This analysis based upon primary sources does not, however, seem to have captured the popular or artistic imagination. Where it is possible to identify a source for the varied nineteenth-century interpretations of the crusades in music, art, and literature it is more likely to be the story of the First Crusade as told by Torquato Tasso and glimpses of crusades and crusaders in the novels of Sir Walter Scott than the history of Michaud or the first-hand accounts of a Fulcher of Chartres, John of Joinville, or Geoffrey of Villehardouin.
Tasso’s Gerusalemme Liberata, published in 1581, tells the story of the First Crusade, inter-woven with three sub-plots involving thwarted love and with new characters such as the Christian knight Rinaldo and the enchantress Armida to enliven the basic plot. This combination of elements attracted composers and artists and the use of Tasso as a source can be traced from the early seventeenth century. An example of a nineteenth- century Tasso opera is Armide by Rossini, first performed in 1817, while Brahms composed a dramatic cantata entitled Rinaldo. There are also numerous nineteenth-century paintings on this theme, not least a Tasso room by the Austrian artist J. Führich at the Cassino Massimo in Rome. Scott, Wordsworth, Southey, and De Quincey read Gerusalemme in translation and, in The Broad Stone of Honour, Digby quotes it in the same breath as primary sources for the First Crusade.
The nineteenth-century English translations of Tasso included one by the librarian at Woburn Abbey, J. H. Wiffen. In his Introduction he referred to the recently published History of the Crusades by Charles Mills (1820), but noted: ‘Mr. Mills has . . . portrayed in real colours the nature of these singular expeditions; but who would not willingly continue the illusion which, whether derived from the songs of early minstrels, or the charming tale of Tasso, invests the character of the crusader with I know not what of devotion, generosity and love.’ Not all of Tasso’s admirers, however, saw the crusades through the same rose-coloured spectacles. One reviewer declared: ‘The grand objection to Tasso’s poem is the false view which it gives of the achievements which it celebrates . . . we must forget that the crimes and cruelties of the croisés as well as their fanaticism sank them below the Moslems and we must strive to believe that the delivery of Jerusalem was an object worthy of the interposition of the highest intelligence.’
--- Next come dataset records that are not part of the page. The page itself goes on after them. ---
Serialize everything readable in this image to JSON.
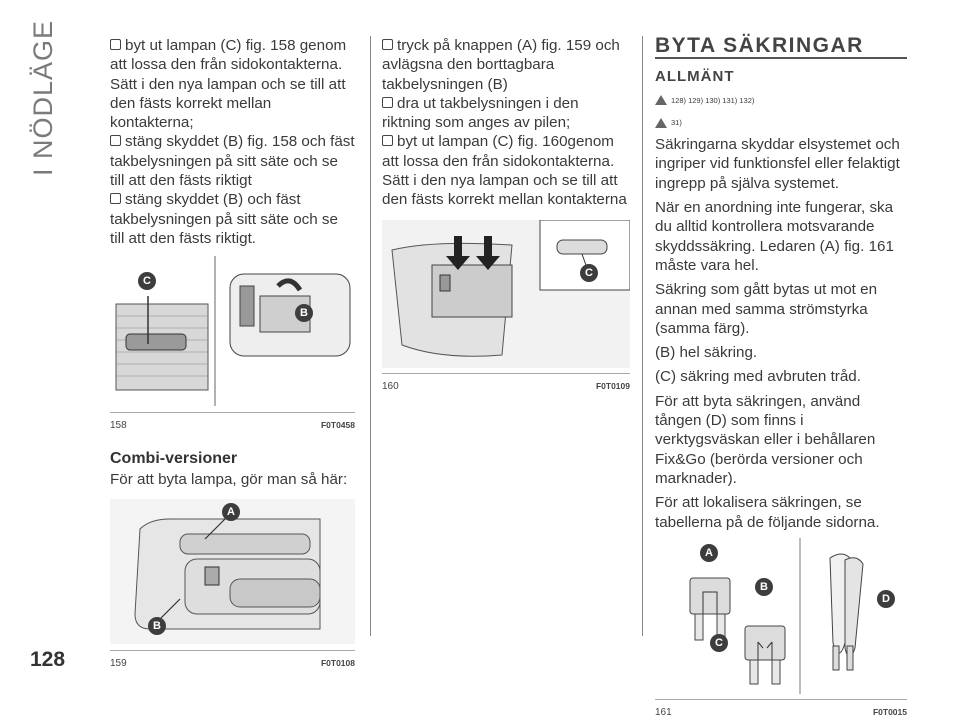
{
  "side_title": "I NÖDLÄGE",
  "page_number": "128",
  "col1": {
    "bullets": [
      "byt ut lampan (C) fig. 158 genom att lossa den från sidokontakterna. Sätt i den nya lampan och se till att den fästs korrekt mellan kontakterna;",
      "stäng skyddet (B) fig. 158 och fäst takbelysningen på sitt säte och se till att den fästs riktigt",
      "stäng skyddet (B) och fäst takbelysningen på sitt säte och se till att den fästs riktigt."
    ],
    "fig158": {
      "num": "158",
      "code": "F0T0458",
      "labels": [
        "C",
        "B"
      ]
    },
    "heading": "Combi-versioner",
    "intro": "För att byta lampa, gör man så här:",
    "fig159": {
      "num": "159",
      "code": "F0T0108",
      "labels": [
        "A",
        "B"
      ]
    }
  },
  "col2": {
    "bullets": [
      "tryck på knappen (A) fig. 159 och avlägsna den borttagbara takbelysningen (B)",
      "dra ut takbelysningen i den riktning som anges av pilen;",
      "byt ut lampan (C) fig. 160genom att lossa den från sidokontakterna. Sätt i den nya lampan och se till att den fästs korrekt mellan kontakterna"
    ],
    "fig160": {
      "num": "160",
      "code": "F0T0109",
      "labels": [
        "C"
      ]
    }
  },
  "col3": {
    "title": "BYTA SÄKRINGAR",
    "subtitle": "ALLMÄNT",
    "warn1": "128) 129) 130) 131) 132)",
    "warn2": "31)",
    "paragraphs": [
      "Säkringarna skyddar elsystemet och ingriper vid funktionsfel eller felaktigt ingrepp på själva systemet.",
      "När en anordning inte fungerar, ska du alltid kontrollera motsvarande skyddssäkring. Ledaren (A) fig. 161 måste vara hel.",
      "Säkring som gått bytas ut mot en annan med samma strömstyrka (samma färg).",
      "(B) hel säkring.",
      "(C) säkring med avbruten tråd.",
      "För att byta säkringen, använd tången (D) som finns i verktygsväskan eller i behållaren Fix&Go (berörda versioner och marknader).",
      "För att lokalisera säkringen, se tabellerna på de följande sidorna."
    ],
    "fig161": {
      "num": "161",
      "code": "F0T0015",
      "labels": [
        "A",
        "B",
        "C",
        "D"
      ]
    }
  },
  "colors": {
    "text": "#3a3a3a",
    "badge": "#3d3d3d",
    "figure_gray": "#b9b9b9"
  }
}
Sir Walter Scott was, of course, the most popular historical novelist of the nineteenth century and four of his books refer to the crusades, either as background or as their central theme: Ivanhoe (1819), The Talisman and The Betrothed, published together as Tales of the Crusaders (1825), and Count Robert of Paris (1831). Of these Ivanhoe was by far the most popular and inspired composers, artists, and dramatists. Scott himself attended a performance of Rossini’s opera Ivanhoe in Paris in October 1826 and wrote in his Journal: ‘In the evening at the Odeon, where we saw Ivanhoe. It was superbly got up, the Norman soldiers wearing pointed helmets and what resembled much hauberks of mail, which looked very well . . . It was an opera and of course the story was greatly mangled and the dialogue in great part nonsense.’ Ivanhoe was also the subject of an opera by Sir Arthur Sullivan, better known as a composer of operettas with W. S. Gilbert. Paintings on this theme included Leon Cogniet’s Rebecca and Sir Brian de Bois Guilbert, now in the Wallace Collection in London. There were also operas and paintings based on The Talisman, which takes place during the Third Crusade itself, with Richard and Saladin as central characters. Whilst Scott was not an uncritical observer and indeed queried the value of the expeditions in his ‘Essay on Chivalry’ for the Encyclopaedia Britannica, published in 1818, overall he painted a romanticized picture of the crusading movement.
The crusades offered considerable scope to the romantic imagination and individual idiosyncratic interpretations of the basic historical events. Three very different paintings illustrate the range of imagery on offer. The German Carl Friedrich Lessing’s The Crusader’s Vigil, dated 1836, depicts a lone crusader, battered by the elements, in a manner reminiscent of the abandoned King Lear on the blasted heath. In fact the crusades seem to have been a favourite subject of Lessing and the Düsseldorf School, and Lessing was inspired indirectly by Walter Scott. The American artist George Inness had a rather different image of crusaders. His painting entitled The March of the Crusaders, now on display at the Fruitlands Museum near Boston, Massachussetts, shows a band of crusaders, identifiable by the red cross on their surcoats, crossing a bridge against a romanticized landscape backcloth. The Pre-Raphaelite painter William Bell Scott, a friend of Rossetti’s, sought to portray a crusader’s reunion with his family. In Return from a Long Crusade, he painted a crusader returning to his wife and son after a long absence. He is scarcely recognized by his astonished wife, who may well have given him up for dead; his son hides behind his mother, fearful of this oddly attired stranger.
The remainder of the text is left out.